Humans by their very design, like choices and product manufacturers appeal to this very nature of humans – by giving them ample choices.

Now, we are faced with the next big problem – how do we sift through all these choices and make a decision? This question becomes all the more relevant when we are evaluating Portfolio Management Services (PMS) Strategies. At any point in time, we have a finite set of capital, and we are faced with the choice of allocating it among a certain number of Strategies (varying between 1 to many).

The built-in Advanced Search functionality on IQ, helps the user filter PMS Strategies based on various criteria.

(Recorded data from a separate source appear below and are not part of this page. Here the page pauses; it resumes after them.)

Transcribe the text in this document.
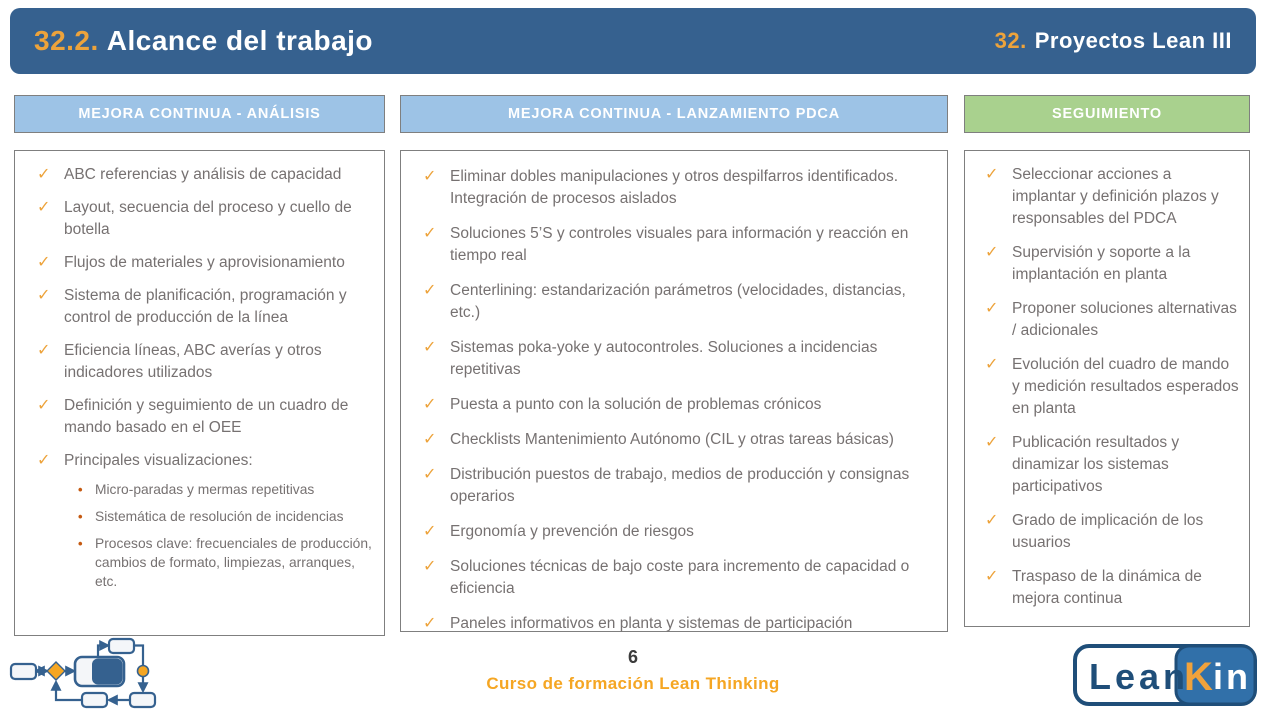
32.2. Alcance del trabajo	32. Proyectos Lean III
MEJORA CONTINUA - ANÁLISIS	MEJORA CONTINUA - LANZAMIENTO PDCA	SEGUIMIENTO
✓ ABC referencias y análisis de capacidad
✓ Layout, secuencia del proceso y cuello de botella
✓ Flujos de materiales y aprovisionamiento
✓ Sistema de planificación, programación y control de producción de la línea
✓ Eficiencia líneas, ABC averías y otros indicadores utilizados
✓ Definición y seguimiento de un cuadro de mando basado en el OEE
✓ Principales visualizaciones:
• Micro-paradas y mermas repetitivas
• Sistemática de resolución de incidencias
• Procesos clave: frecuenciales de producción, cambios de formato, limpiezas, arranques, etc.
✓ Eliminar dobles manipulaciones y otros despilfarros identificados. Integración de procesos aislados
✓ Soluciones 5’S y controles visuales para información y reacción en tiempo real
✓ Centerlining: estandarización parámetros (velocidades, distancias, etc.)
✓ Sistemas poka-yoke y autocontroles. Soluciones a incidencias repetitivas
✓ Puesta a punto con la solución de problemas crónicos
✓ Checklists Mantenimiento Autónomo (CIL y otras tareas básicas)
✓ Distribución puestos de trabajo, medios de producción y consignas operarios
✓ Ergonomía y prevención de riesgos
✓ Soluciones técnicas de bajo coste para incremento de capacidad o eficiencia
✓ Paneles informativos en planta y sistemas de participación
✓ Seleccionar acciones a implantar y definición plazos y responsables del PDCA
✓ Supervisión y soporte a la implantación en planta
✓ Proponer soluciones alternativas / adicionales
✓ Evolución del cuadro de mando y medición resultados esperados en planta
✓ Publicación resultados y dinamizar los sistemas participativos
✓ Grado de implicación de los usuarios
✓ Traspaso de la dinámica de mejora continua
6
Curso de formación Lean Thinking	Lean
K in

Since our product launch, we have observed that the two filtering criteria used most by advisors are

  1. Investment Period – This allows you to see the fund manager’s track record. This is helpful because as an investor, you would ideally want your fund manager to have a long track record.
  2. Returns (%) since Inception: Every fund manager whether they like it or not, are judged by their performance. Access to information spanning a long period assists the user to narrow down the Fund Manager’s performance and then go deeper into the contributors of this performance.

We noticed a few other criteria investors often tend to use to filter the Strategies through the Advanced Search functionality, such as Fees Paid, type of Market Capitalisation Exposure, Assets under Management (AUM), Fund Manager information, etc. However, the two most used filters which accounted for 80% of the Advanced Search functionality were driven by ‘Investment Period’ and ‘Returns’.